Mr. Brown’s third-place award in a short-story contest caught the attention of literary agents in the 1930s, and he received a contract to write a satiric novel about the Washington bureaucracy. But the offer was withdrawn because of the political climate during World War II, and instead he wrote a novel about Davy Crockett in two months.
He and a colleague, Martin Schmidt, teamed up after the war to produce three books using photographs from the National Archives: “Fighting Indians of the West,” “Trail-Driving Days” and “The Settlers’ West.”
After several more nonfiction books, he turned to novels in the mid-1950s. He wrote 11; the last, “The Way to a Bright Star,” was published in 1998, when he was 90.
But Mr.
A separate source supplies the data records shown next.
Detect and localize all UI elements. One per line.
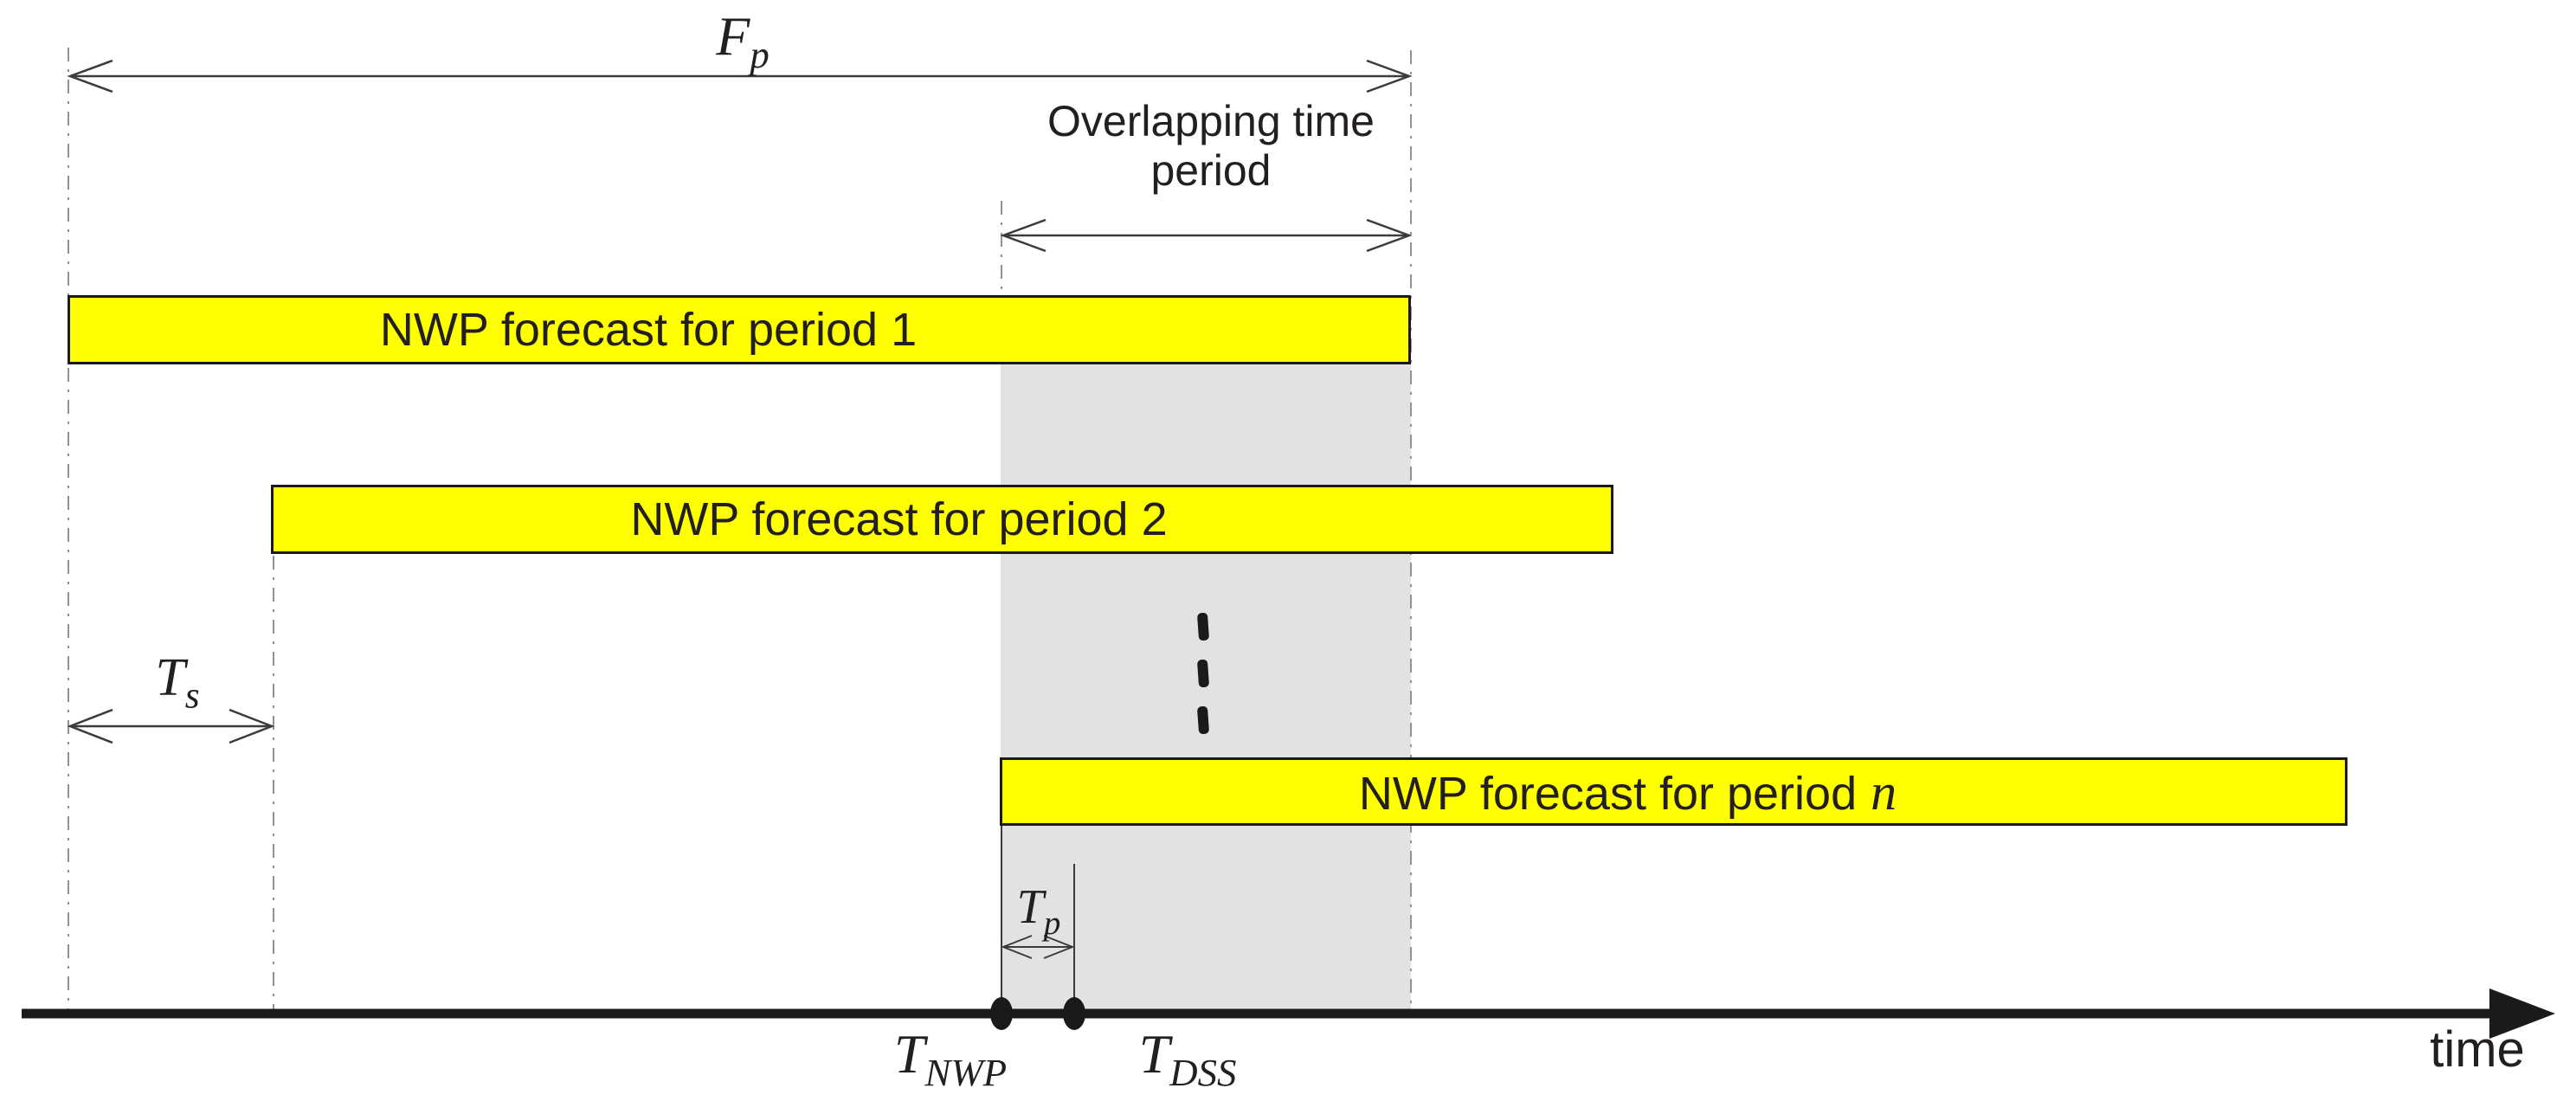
ts-measure-arrow [67,708,275,744]
tp-measure-arrow [1001,824,1075,1011]
ellipsis-dot [1197,612,1209,641]
overlapping-time-period-label: Overlapping time period [1047,97,1375,195]
tp-label-sub: p [1043,904,1061,942]
overlap-measure-arrow [1000,218,1413,253]
tdss-label: TDSS [1139,1027,1237,1092]
time-axis-arrowhead-icon [2489,988,2555,1039]
bar-n-label-variable: n [1871,763,1897,821]
fp-arrow-head-left [67,59,113,93]
fp-label-main: F [716,5,750,67]
tp-label: Tp [1017,883,1061,940]
ellipsis-dot [1197,705,1209,735]
ts-arrow-head-left [67,708,113,744]
tnwp-label-sub: NWP [924,1050,1008,1094]
tnwp-label-main: T [893,1023,925,1085]
tdss-label-sub: DSS [1169,1050,1237,1094]
ts-label-sub: s [184,674,200,717]
bar-n-label: NWP forecast for period n [1359,766,1897,818]
time-axis [22,988,2555,1039]
overlapping-region-shading [1001,364,1411,1014]
tp-label-main: T [1016,880,1044,934]
ts-arrow-head-right [229,708,275,744]
fp-arrow-head-right [1366,59,1413,93]
ellipsis-dot [1197,659,1209,688]
fp-measure-arrow [67,59,1413,93]
ts-label-main: T [155,648,185,707]
ts-label: Ts [155,651,199,715]
bar-n-label-prefix: NWP forecast for period [1358,767,1858,820]
dash-guide-lines [68,48,1412,1009]
fp-label: Fp [716,9,770,74]
tnwp-label: TNWP [894,1027,1007,1092]
time-axis-label: time [2430,1021,2525,1078]
bar-2-label: NWP forecast for period 2 [630,493,1168,545]
bar-1-label: NWP forecast for period 1 [379,304,918,356]
tp-arrow-head-left [1001,935,1033,959]
tp-arrow-head-right [1043,935,1075,959]
overlap-arrow-head-right [1366,218,1413,253]
bar-nwp-forecast-period-1: NWP forecast for period 1 [68,295,1411,364]
tnwp-point-marker [990,997,1013,1030]
tdss-label-main: T [1138,1023,1170,1085]
vertical-ellipsis [1197,612,1209,735]
bar-nwp-forecast-period-n: NWP forecast for period n [1000,757,2347,826]
tdss-point-marker [1063,997,1085,1030]
bar-nwp-forecast-period-2: NWP forecast for period 2 [271,485,1613,554]
fp-label-sub: p [750,32,770,76]
overlap-arrow-head-left [1000,218,1046,253]
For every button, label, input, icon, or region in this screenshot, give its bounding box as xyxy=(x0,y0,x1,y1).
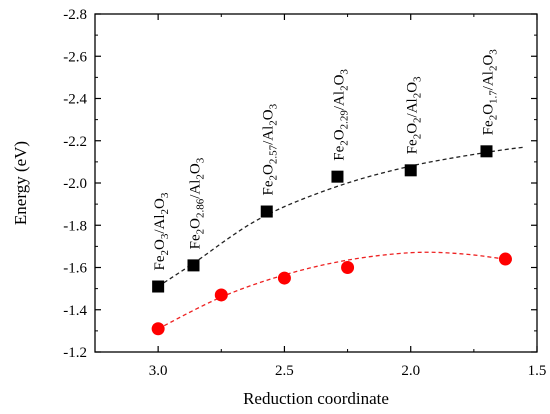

Brown said nonfiction was always his first love, even as some professional historians criticized what they called his willingness to sacrifice precision for pizzazz. In an interview with Publishers Weekly, he responded like a librarian: “I have documents for everything in the book.”
In 1934, he married Sara Baird Stroud, who died last year. He is survived by a son, Lt. Colonel Mitchell Brown of Sacramento; a daughter, Linda Luise Brown; a sister, Corinne Vanlandingham of Ellijay, Ga.; and one grandson.
Mr. Brown was a hefty six-footer with a relaxed confidence whom people sometimes compared to John Wayne. His love for the West certainly seemed as large and pure as that in Wayne’s films. In “The Westerners,” published in 1974, he wrote:
“The West is a tragedy relieved by interludes of comedy. It is a tale of good and evil, a morality play of personified abstractions. Only an epic poet, a Homer, could encompass the American West and sing its essence into one compact volume.”